39. A method as recited in claim 38, wherein the second anodizing voltage is reduced during the second anodizing step.

40. A method for fabricating an anodic aluminum oxide structure having a plurality of support layer pore channels, comprising the steps of:

providing an aluminum metal substrate;

contacting the aluminum metal substrate with a first pore forming electrolyte;

first anodizing the aluminum metal substrate to form a first anodic aluminum oxide layer by applying a first anodizing voltage to the aluminum metal substrate;

applying a protective coating over at least a portion of the first anodic aluminum oxide layer;

contacting the aluminum metal substrate with a second pore forming electrolyte; and

second anodizing the aluminum metal substrate in contact with the second pore forming electrolyte to form a second anodic aluminum oxide layer, where the first anodic aluminum oxide layer and the second anodic aluminum oxide layer form an anodic aluminum oxide structure having an average thickness of at least about 100 μm, and

wherein the protective coating is substantially insoluble in the second pore forming electrolyte.

41. A method as recited in claim 40, wherein the second pore forming electrolyte is the same as the first pore forming electrolyte.

42. A method as recited in claim 40, wherein the protective coating is selected from a polymer or a metal oxide.

43. A method as recited in claim 40, wherein the protective coating is a polymer coating.

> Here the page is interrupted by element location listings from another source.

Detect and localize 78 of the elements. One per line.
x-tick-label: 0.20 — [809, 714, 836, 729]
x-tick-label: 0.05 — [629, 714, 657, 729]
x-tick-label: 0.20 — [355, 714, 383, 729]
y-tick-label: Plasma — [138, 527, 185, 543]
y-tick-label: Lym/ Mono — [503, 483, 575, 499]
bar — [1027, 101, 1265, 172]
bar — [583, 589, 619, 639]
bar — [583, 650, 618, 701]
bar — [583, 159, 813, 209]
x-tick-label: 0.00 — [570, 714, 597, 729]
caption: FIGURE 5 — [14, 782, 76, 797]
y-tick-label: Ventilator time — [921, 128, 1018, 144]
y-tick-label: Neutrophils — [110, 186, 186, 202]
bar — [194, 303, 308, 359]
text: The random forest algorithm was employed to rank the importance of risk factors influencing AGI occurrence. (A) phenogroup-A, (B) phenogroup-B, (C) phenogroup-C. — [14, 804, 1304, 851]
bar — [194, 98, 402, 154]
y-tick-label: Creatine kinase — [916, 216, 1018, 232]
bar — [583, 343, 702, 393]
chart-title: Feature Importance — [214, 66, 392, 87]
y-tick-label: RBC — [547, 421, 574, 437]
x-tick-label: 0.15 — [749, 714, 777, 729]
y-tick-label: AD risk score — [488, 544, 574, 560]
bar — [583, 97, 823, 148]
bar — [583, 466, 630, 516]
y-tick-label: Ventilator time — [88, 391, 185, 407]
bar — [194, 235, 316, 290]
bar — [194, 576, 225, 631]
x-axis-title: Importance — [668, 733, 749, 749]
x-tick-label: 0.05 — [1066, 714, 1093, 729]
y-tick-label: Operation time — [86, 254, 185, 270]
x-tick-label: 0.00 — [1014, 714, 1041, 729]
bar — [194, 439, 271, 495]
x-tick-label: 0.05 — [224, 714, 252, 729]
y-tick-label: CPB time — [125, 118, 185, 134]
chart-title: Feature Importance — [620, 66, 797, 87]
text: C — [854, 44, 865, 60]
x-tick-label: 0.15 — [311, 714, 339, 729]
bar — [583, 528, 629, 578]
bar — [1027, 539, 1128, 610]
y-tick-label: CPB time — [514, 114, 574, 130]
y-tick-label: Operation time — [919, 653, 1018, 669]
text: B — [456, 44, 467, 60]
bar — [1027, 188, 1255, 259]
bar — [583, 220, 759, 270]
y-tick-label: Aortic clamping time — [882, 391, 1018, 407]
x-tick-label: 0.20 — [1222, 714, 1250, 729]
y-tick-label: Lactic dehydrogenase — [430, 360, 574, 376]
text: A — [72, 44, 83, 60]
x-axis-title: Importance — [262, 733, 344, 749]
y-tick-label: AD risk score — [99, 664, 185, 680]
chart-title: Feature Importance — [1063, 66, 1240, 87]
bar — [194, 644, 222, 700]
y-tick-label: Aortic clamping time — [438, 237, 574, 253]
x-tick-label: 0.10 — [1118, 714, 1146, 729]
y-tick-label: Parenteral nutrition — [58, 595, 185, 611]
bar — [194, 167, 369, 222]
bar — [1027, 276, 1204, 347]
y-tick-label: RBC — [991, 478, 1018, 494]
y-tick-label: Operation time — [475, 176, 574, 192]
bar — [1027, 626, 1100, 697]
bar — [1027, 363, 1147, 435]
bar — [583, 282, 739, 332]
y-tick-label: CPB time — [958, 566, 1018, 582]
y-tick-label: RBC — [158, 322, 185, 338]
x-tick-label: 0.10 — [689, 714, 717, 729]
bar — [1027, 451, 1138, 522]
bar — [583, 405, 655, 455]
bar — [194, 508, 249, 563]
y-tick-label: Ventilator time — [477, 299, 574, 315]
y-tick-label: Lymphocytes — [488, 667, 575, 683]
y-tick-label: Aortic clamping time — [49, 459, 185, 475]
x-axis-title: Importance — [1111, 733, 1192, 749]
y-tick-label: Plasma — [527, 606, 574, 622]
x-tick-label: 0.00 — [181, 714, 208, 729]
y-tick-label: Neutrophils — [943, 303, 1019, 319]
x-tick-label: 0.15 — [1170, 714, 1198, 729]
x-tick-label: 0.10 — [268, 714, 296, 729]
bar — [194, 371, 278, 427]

44. A method as recited in claim 43, wherein the applying step comprising dip-coating the first anodic aluminum oxide layer in a polymer solution.

45. A method as recited in claim 40, wherein the protective coating comprises a self-assembled layer.

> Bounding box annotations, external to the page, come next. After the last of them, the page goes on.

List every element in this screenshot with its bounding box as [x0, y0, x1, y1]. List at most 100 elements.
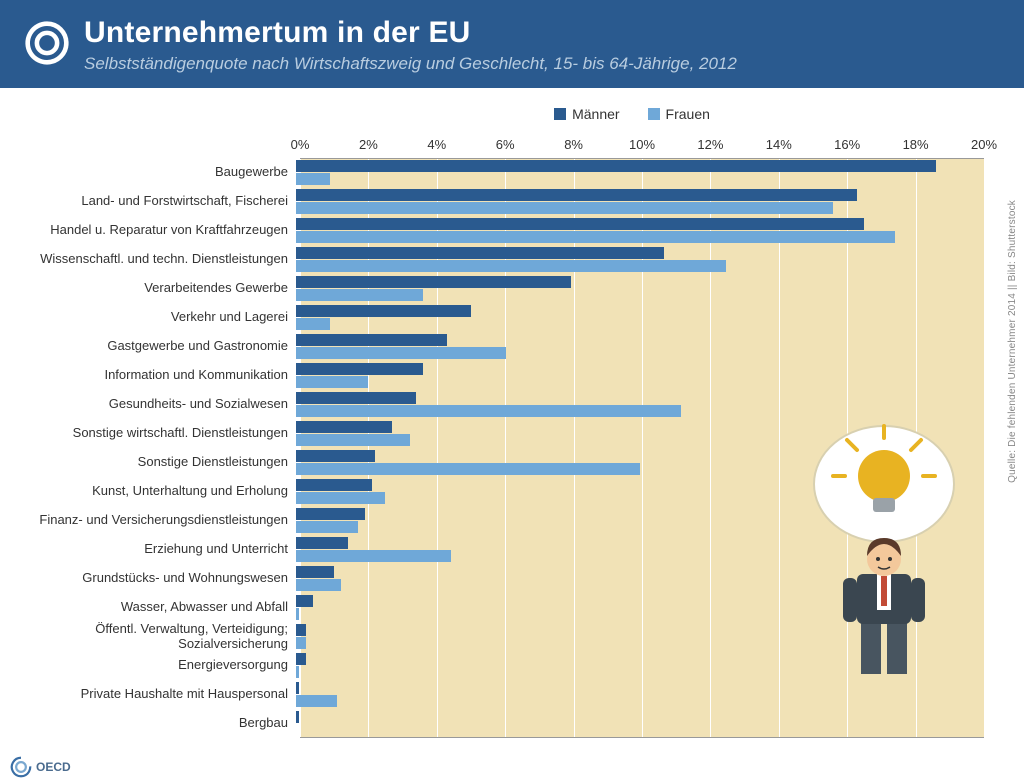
x-tick-label: 6% — [496, 137, 515, 152]
bar-women — [296, 260, 726, 272]
bar-men — [296, 653, 306, 665]
bar-men — [296, 305, 471, 317]
x-tick-label: 14% — [766, 137, 792, 152]
chart-row: Sonstige wirtschaftl. Dienstleistungen — [20, 419, 984, 448]
footer-logo: OECD — [10, 756, 71, 778]
bar-women — [296, 347, 506, 359]
x-tick-label: 10% — [629, 137, 655, 152]
category-label: Energieversorgung — [20, 658, 296, 672]
bar-women — [296, 637, 306, 649]
bar-women — [296, 173, 330, 185]
category-label: Erziehung und Unterricht — [20, 542, 296, 556]
category-label: Wissenschaftl. und techn. Dienstleistung… — [20, 252, 296, 266]
chart-row: Gastgewerbe und Gastronomie — [20, 332, 984, 361]
category-label: Baugewerbe — [20, 165, 296, 179]
bar-group — [296, 622, 984, 651]
bar-group — [296, 593, 984, 622]
bar-men — [296, 363, 423, 375]
chart-row: Handel u. Reparatur von Kraftfahrzeugen — [20, 216, 984, 245]
category-label: Wasser, Abwasser und Abfall — [20, 600, 296, 614]
bar-women — [296, 202, 833, 214]
chart-row: Baugewerbe — [20, 158, 984, 187]
bar-men — [296, 537, 348, 549]
footer-label: OECD — [36, 760, 71, 774]
bar-group — [296, 448, 984, 477]
chart-row: Finanz- und Versicherungsdienstleistunge… — [20, 506, 984, 535]
category-label: Verkehr und Lagerei — [20, 310, 296, 324]
category-label: Finanz- und Versicherungsdienstleistunge… — [20, 513, 296, 527]
bar-women — [296, 695, 337, 707]
legend-swatch-women — [648, 108, 660, 120]
bar-group — [296, 158, 984, 187]
chart-container: Männer Frauen 0%2%4%6%8%10%12%14%16%18%2… — [0, 88, 1024, 758]
bar-group — [296, 245, 984, 274]
bar-group — [296, 390, 984, 419]
bar-group — [296, 709, 984, 738]
bar-group — [296, 535, 984, 564]
bar-women — [296, 405, 681, 417]
gridline — [984, 159, 985, 737]
legend-label-men: Männer — [572, 106, 619, 122]
chart-row: Bergbau — [20, 709, 984, 738]
bar-group — [296, 506, 984, 535]
category-label: Bergbau — [20, 716, 296, 730]
bar-group — [296, 216, 984, 245]
bar-women — [296, 666, 299, 678]
oecd-footer-icon — [10, 756, 32, 778]
category-label: Handel u. Reparatur von Kraftfahrzeugen — [20, 223, 296, 237]
bar-women — [296, 463, 640, 475]
chart-row: Öffentl. Verwaltung, Verteidigung; Sozia… — [20, 622, 984, 651]
category-label: Sonstige Dienstleistungen — [20, 455, 296, 469]
page-title: Unternehmertum in der EU — [84, 16, 1000, 50]
chart-rows: Baugewerbe Land- und Forstwirtschaft, Fis… — [20, 158, 984, 738]
bar-men — [296, 247, 664, 259]
page-subtitle: Selbstständigenquote nach Wirtschaftszwe… — [84, 54, 1000, 74]
category-label: Sonstige wirtschaftl. Dienstleistungen — [20, 426, 296, 440]
category-label: Grundstücks- und Wohnungswesen — [20, 571, 296, 585]
bar-chart: 0%2%4%6%8%10%12%14%16%18%20% BaugewerbeL… — [20, 128, 1004, 748]
bar-women — [296, 231, 895, 243]
chart-row: Sonstige Dienstleistungen — [20, 448, 984, 477]
x-tick-label: 18% — [903, 137, 929, 152]
x-tick-label: 8% — [564, 137, 583, 152]
x-tick-label: 12% — [697, 137, 723, 152]
chart-row: Grundstücks- und Wohnungswesen — [20, 564, 984, 593]
bar-men — [296, 450, 375, 462]
chart-row: Wasser, Abwasser und Abfall — [20, 593, 984, 622]
bar-men — [296, 479, 372, 491]
bar-group — [296, 419, 984, 448]
chart-row: Erziehung und Unterricht — [20, 535, 984, 564]
bar-men — [296, 682, 299, 694]
legend-swatch-men — [554, 108, 566, 120]
bar-men — [296, 189, 857, 201]
bar-group — [296, 332, 984, 361]
bar-men — [296, 218, 864, 230]
bar-women — [296, 521, 358, 533]
x-tick-label: 16% — [834, 137, 860, 152]
bar-women — [296, 318, 330, 330]
bar-group — [296, 187, 984, 216]
bar-men — [296, 711, 299, 723]
bar-group — [296, 564, 984, 593]
chart-row: Verkehr und Lagerei — [20, 303, 984, 332]
category-label: Private Haushalte mit Hauspersonal — [20, 687, 296, 701]
legend-item-men: Männer — [554, 106, 619, 122]
bar-group — [296, 651, 984, 680]
bar-men — [296, 624, 306, 636]
bar-men — [296, 392, 416, 404]
bar-men — [296, 421, 392, 433]
chart-row: Wissenschaftl. und techn. Dienstleistung… — [20, 245, 984, 274]
bar-men — [296, 508, 365, 520]
bar-women — [296, 579, 341, 591]
chart-row: Information und Kommunikation — [20, 361, 984, 390]
x-tick-label: 2% — [359, 137, 378, 152]
bar-group — [296, 477, 984, 506]
bar-group — [296, 680, 984, 709]
chart-row: Energieversorgung — [20, 651, 984, 680]
bar-women — [296, 492, 385, 504]
bar-group — [296, 361, 984, 390]
legend-label-women: Frauen — [666, 106, 710, 122]
category-label: Verarbeitendes Gewerbe — [20, 281, 296, 295]
category-label: Land- und Forstwirtschaft, Fischerei — [20, 194, 296, 208]
bar-women — [296, 434, 410, 446]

46. A method as recited in claim 40, wherein the protective coating is applied to the first anodic aluminum oxide layer in a liquid phase.

47. A method as recited in claim 40, wherein the protective coating is applied to the first anodic aluminum oxide layer in a gas phase.

48. A method as recited in claim 40, wherein the first anodic aluminum oxide layer has a thickness of not greater than about 200 μm.

49. A method as recited in claim 40, wherein the anodic aluminum oxide structure has an average thickness of at least about 2 mm.

50. A method as recited in claim 40, further comprising the steps of:

applying a second protective coating over at least a portion of the second anodic aluminum oxide layer;

contacting the aluminum metal substrate with a third pore forming electrolyte; and

third anodizing the aluminum metal substrate in contact with the third pore forming electrolyte to form a third anodic aluminum oxide layer,

wherein the second protective coating is substantially insoluble in the third pore forming electrolyte, and

wherein the anodic aluminum oxide structure has an average thickness of at least about 2 mm.

51. A method as recited in claim 40, further comprising the step of anodizing the aluminum metal substrate at a decreased anodizing voltage, wherein the decreased anodizing voltage is less than the first anodizing voltage, to form an active layer in the aluminum oxide structure comprising active layer pore channels having an average pore diameter that is less than the diameter of the support layer pore channels.

52. A method as recited in claim 51, wherein the decreased anodizing voltage is reduced during the decreased anodizing step.